LXMSService doesn't seem to have a well-defined purpose. It should either be a CRUD gateway; or an Orchestration service, not both. When you are reaching across two tables/collections that requires orchestration.

Concept 3 - Orchestration to Dependencies:

  • Have a DealersForLeadService, that uses LXMSService and DealersService
  • DealersForLeadService MAY be defined on the client-side which is basically Possibility 1; or
  • DealersForLeadService MAY be a microservice on the server-side

Concept 4 - Orchestration to DB:

  • Have a DealersForLeadService, that bypasses CRUD microservices and talks directly to the database.
  • This would be a Microservice on the server-side
  • (It is possible to do this on the client-side)

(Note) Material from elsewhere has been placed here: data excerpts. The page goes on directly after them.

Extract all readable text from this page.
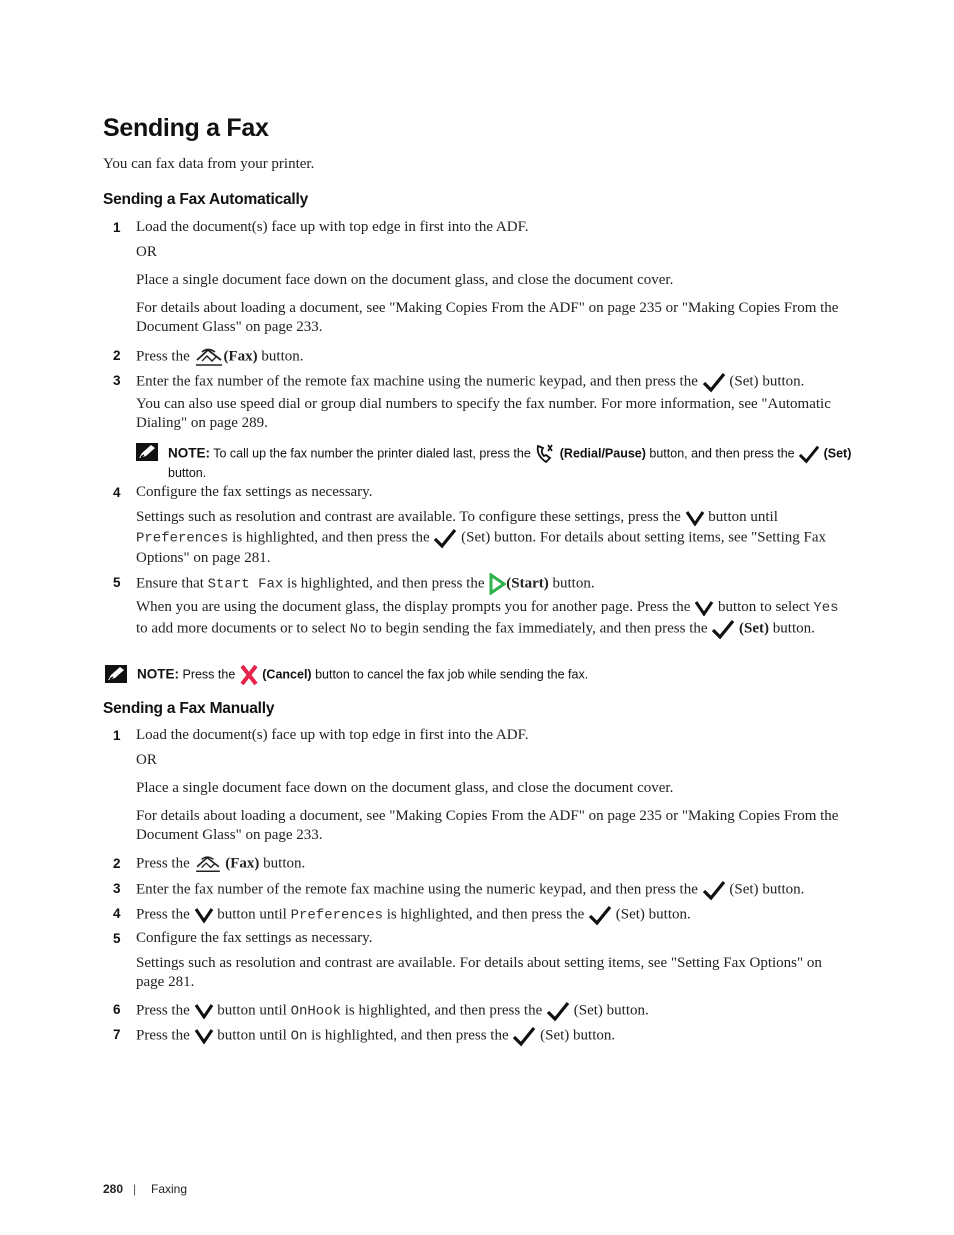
Sending a Fax
You can fax data from your printer.
Sending a Fax Automatically
1 Load the document(s) face up with top edge in first into the ADF.
OR
Place a single document face down on the document glass, and close the document cover.
For details about loading a document, see "Making Copies From the ADF" on page 235 or "Making Copies From the Document Glass" on page 233.
2 Press the (Fax) button.
3 Enter the fax number of the remote fax machine using the numeric keypad, and then press the (Set) button.
You can also use speed dial or group dial numbers to specify the fax number. For more information, see "Automatic Dialing" on page 289.
NOTE: To call up the fax number the printer dialed last, press the (Redial/Pause) button, and then press the (Set) button.
4 Configure the fax settings as necessary.
Settings such as resolution and contrast are available. To configure these settings, press the button until Preferences is highlighted, and then press the (Set) button. For details about setting items, see "Setting Fax Options" on page 281.
5 Ensure that Start Fax is highlighted, and then press the (Start) button.
When you are using the document glass, the display prompts you for another page. Press the button to select Yes to add more documents or to select No to begin sending the fax immediately, and then press the (Set) button.
NOTE: Press the (Cancel) button to cancel the fax job while sending the fax.
Sending a Fax Manually
1 Load the document(s) face up with top edge in first into the ADF.
OR
Place a single document face down on the document glass, and close the document cover.
For details about loading a document, see "Making Copies From the ADF" on page 235 or "Making Copies From the Document Glass" on page 233.
2 Press the (Fax) button.
3 Enter the fax number of the remote fax machine using the numeric keypad, and then press the (Set) button.
4 Press the button until Preferences is highlighted, and then press the (Set) button.
5 Configure the fax settings as necessary.
Settings such as resolution and contrast are available. For details about setting items, see "Setting Fax Options" on page 281.
6 Press the button until OnHook is highlighted, and then press the (Set) button.
7 Press the button until On is highlighted, and then press the (Set) button.
280 | Faxing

Concept 5 - The Microprocess Architecture way

As eluded to in Concept 4 "(It is possible to do this on the client-side)", it's possible to query the database directly from the client-side using SQL. see https://colossal.gitbook.io/microprocess/definition/data-web-gateway. (This is better than GraphQL). All you really want is a View that is secured to the user context.

In a sense, the "Microservice" becomes the View definition itself. However, in reality, the database-web-gateway itself is the "data service" that doesn't need any custom code.

With Microprocess Architecture, you can totally remove the need for any Microservices, and only need the database-web-gateway and background microprocesses. You won't need the API Gateway, nor dedicated service layers.

While you may be modelling a real-world complexity, you should be handling that complexity with simple technology.